Register Guidelines E-Books Search Today's Posts Mark Forums Read

Go Back   MobileRead Forums > E-Book Formats > PDF

Notices

Reply
 
Thread Tools Search this Thread
Old 08-06-2014, 03:29 AM   #1
E-Books
Junior Member
E-Books began at the beginning.
 
Posts: 4
Karma: 10
Join Date: May 2013
Device: I-Pad 1 & Kindle Fire
How to Copy & Paste text from Chinese text PDF?

I am unable to extract the Chinese language text (in the same way how it appears) from editable PDF through the option "Copy & Paste and Save as RTF/Doc" in Acrobat 9 Professional.

This is actually font embedded text PDF (Used: type 1 fonts & custom encoding) and not scanned PDF. I found only the garbled text when "Copy & Paste" (or save as RTF) rather than actual Chinese text (Please refer the attached Screenshot 1).

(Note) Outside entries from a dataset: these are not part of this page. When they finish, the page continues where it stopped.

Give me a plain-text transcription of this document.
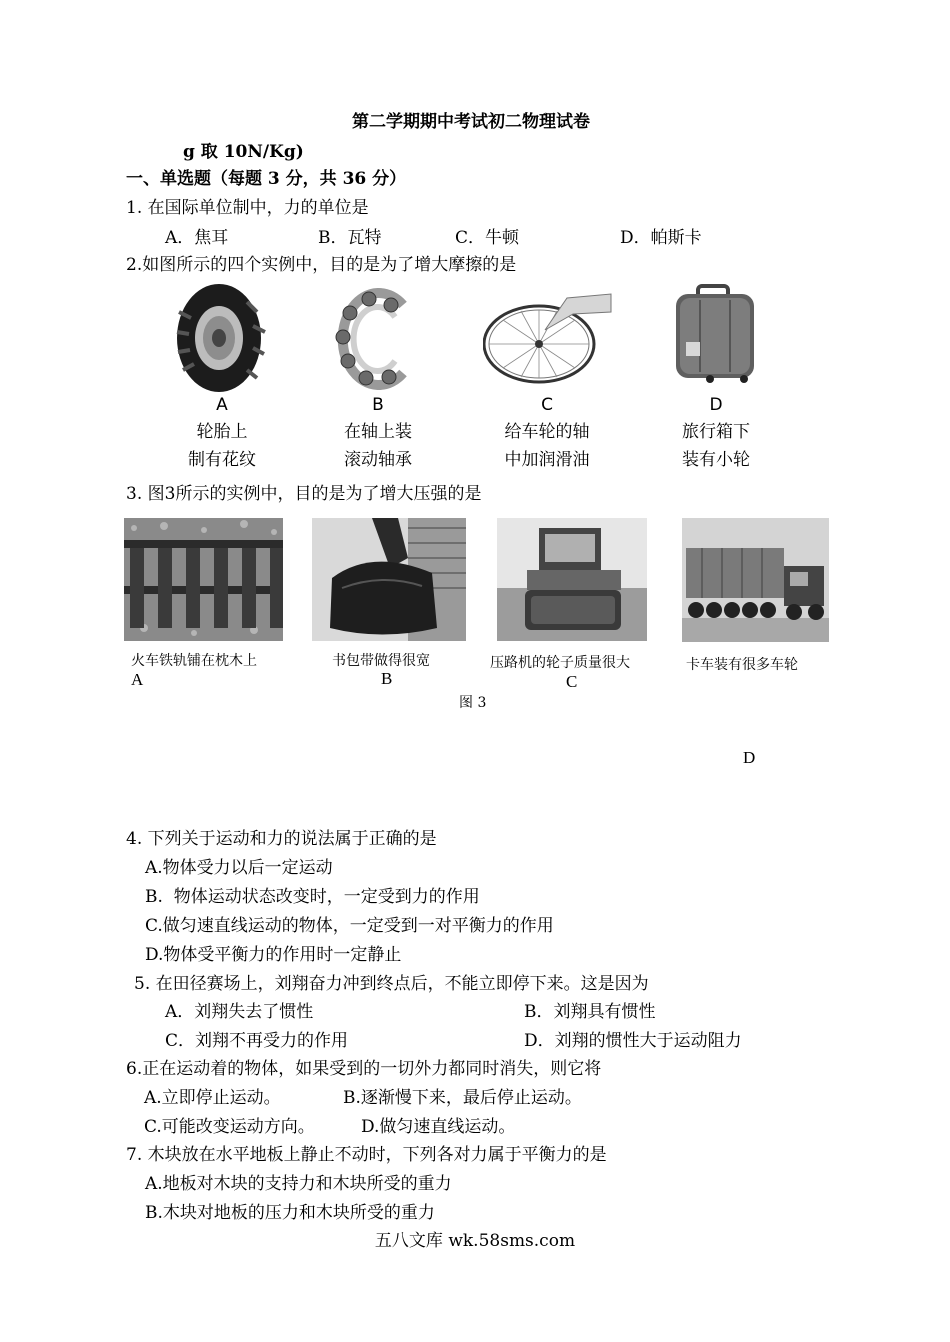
第二学期期中考试初二物理试卷
g 取 10N/Kg)
一、单选题（每题 3 分，共 36 分）
1. 在国际单位制中，力的单位是
A．焦耳	B．瓦特	C．牛顿	D．帕斯卡
2.如图所示的四个实例中，目的是为了增大摩擦的是
A
轮胎上
制有花纹
B
在轴上装
滚动轴承
C
给车轮的轴
中加润滑油
D
旅行箱下
装有小轮
3. 图3所示的实例中，目的是为了增大压强的是
火车铁轨铺在枕木上
A
书包带做得很宽
B
压路机的轮子质量很大
C
卡车装有很多车轮
图 3
D
4. 下列关于运动和力的说法属于正确的是
A.物体受力以后一定运动
B.  物体运动状态改变时，一定受到力的作用
C.做匀速直线运动的物体，一定受到一对平衡力的作用
D.物体受平衡力的作用时一定静止
5. 在田径赛场上，刘翔奋力冲到终点后，不能立即停下来。这是因为
A．刘翔失去了惯性	B．刘翔具有惯性
C．刘翔不再受力的作用	D．刘翔的惯性大于运动阻力
6.正在运动着的物体，如果受到的一切外力都同时消失，则它将
A.立即停止运动。	B.逐渐慢下来，最后停止运动。
C.可能改变运动方向。	D.做匀速直线运动。
7. 木块放在水平地板上静止不动时，下列各对力属于平衡力的是
A.地板对木块的支持力和木块所受的重力
B.木块对地板的压力和木块所受的重力
五八文库 wk.58sms.com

I had also tried to extract the font embedded into the PDF to render the extracted (copied) text properly but not succeeded (i.e font files were extracted but which were not working). Also attached the sample PDF for your reference.
Note: I do not want OCR because I need to proofread and make corrections if any error found.


If anybody can offer any suggestion that will be greatly appreciated.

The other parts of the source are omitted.